TCU estabeleceu condições para dispensa de licitação

No parecer encaminhado à PF, a área técnica do TCU aponta ainda que o referido acórdão servia como uma norma para orientar as contratações diretas feitas pela intervenção federal. O TCU autorizou a dispensa de licitação em razão do “grave comprometimento da segurança pública”, mas estabeleceu algumas condições. Dentre elas, estão a que estabelece que os contratos só poderiam vigorar até o fim da intervenção, a caracterização da urgência da situação de forma a não ser possível esperar o prazo de uma licitação normal, o fato de a contratação estar restrita à área temática da intervenção, dentre outros.

Revelada pelo Brasil de Fato, a contratação da empresa americana CTU para fornecimento de 9.360 coletes balísticos para a Polícia Civil do Rio por R$ 40 milhões foi fechada no dia 31 de dezembro de 2018 e está no centro das investigações da PF por suspeita de sobrepreço de R$ 4,6 milhões. Além dela, no parecer, a Secretaria de Controle Externo de Defesa do TCU afirma que outros dois contratos, estes para fornecimento de coletes para o Corpo de Bombeiros do Estado do Rio, também foram fechados em 31/12/2018.

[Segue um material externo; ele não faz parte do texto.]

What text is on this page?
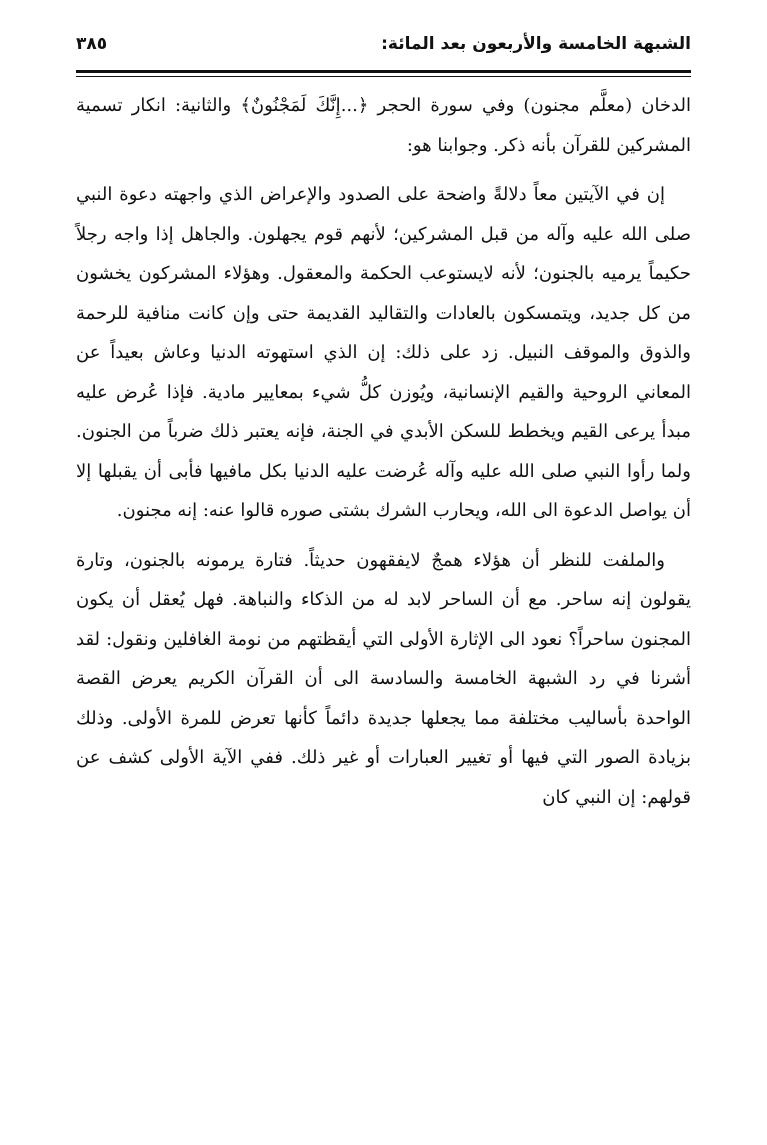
الشبهة الخامسة والأربعون بعد المائة:
٣٨٥

الدخان (معلَّم مجنون) وفي سورة الحجر ﴿...إِنَّكَ لَمَجْنُونٌ﴾ والثانية: انكار تسمية المشركين للقرآن بأنه ذكر. وجوابنا هو:

إن في الآيتين معاً دلالةً واضحة على الصدود والإعراض الذي واجهته دعوة النبي صلى الله عليه وآله من قبل المشركين؛ لأنهم قوم يجهلون. والجاهل إذا واجه رجلاً حكيماً يرميه بالجنون؛ لأنه لايستوعب الحكمة والمعقول. وهؤلاء المشركون يخشون من كل جديد، ويتمسكون بالعادات والتقاليد القديمة حتى وإن كانت منافية للرحمة والذوق والموقف النبيل. زد على ذلك: إن الذي استهوته الدنيا وعاش بعيداً عن المعاني الروحية والقيم الإنسانية، ويُوزن كلُّ شيء بمعايير مادية. فإذا عُرض عليه مبدأ يرعى القيم ويخطط للسكن الأبدي في الجنة، فإنه يعتبر ذلك ضرباً من الجنون. ولما رأوا النبي صلى الله عليه وآله عُرضت عليه الدنيا بكل مافيها فأبى أن يقبلها إلا أن يواصل الدعوة الى الله، ويحارب الشرك بشتى صوره قالوا عنه: إنه مجنون.

والملفت للنظر أن هؤلاء همجٌ لايفقهون حديثاً. فتارة يرمونه بالجنون، وتارة يقولون إنه ساحر. مع أن الساحر لابد له من الذكاء والنباهة. فهل يُعقل أن يكون المجنون ساحراً؟ نعود الى الإثارة الأولى التي أيقظتهم من نومة الغافلين ونقول: لقد أشرنا في رد الشبهة الخامسة والسادسة الى أن القرآن الكريم يعرض القصة الواحدة بأساليب مختلفة مما يجعلها جديدة دائماً كأنها تعرض للمرة الأولى. وذلك بزيادة الصور التي فيها أو تغيير العبارات أو غير ذلك. ففي الآية الأولى كشف عن قولهم: إن النبي كان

Chamou atenção dos técnicos do tribunal ainda o fato de que, um mês após o referido acórdão o Gabinete de Intervenção abriu uma consulta pública sobre um termo de referência para a compra dos coletes balísticos cujas condições já extrapolariam o prazo estabelecido pelo TCU:

“Em que pese a citada decisão da Corte de Contas, o Interventor Federal do Rio de Janeiro, no mês seguinte ao acórdão proferido, realizou a Consulta Pública 01/2018-GIFRJ sobre o termo de referência para aquisição de coletes balísticos, cuja minuta previa, no item 1.13, a entrega do objeto em dois lotes nos prazos de 120 e 180 dias da assinatura do contrato, bem como, no item 1.1.7, estabelecia que a vigência do contrato seria de até 120 dias após a data prevista para a entrega do último lote. Tais prazos, por si, já extrapolariam os limites normativos estabelecidos no Acórdão 1358/2018-TCU-Plenário”, segue o parecer.

Ao todo a Polícia Federal cumpriu no dia 12 de setembro, 16 mandados de busca e apreensão no Rio de Janeiro, Minas Gerais, Distrito Federal e São Paulo. Os investigadores ainda analisam todos os materiais apreendidos e prorrogaram o inquérito por mais 90 dias no começo de outubro. Segundo a Folha de S. Paulo, a Polícia Federal já se deparou com suspeitas sobre outras irregularidades em contratações no âmbito da Intervenção Federal e deve abrir um novo inquérito envolvendo a contratação de blindados.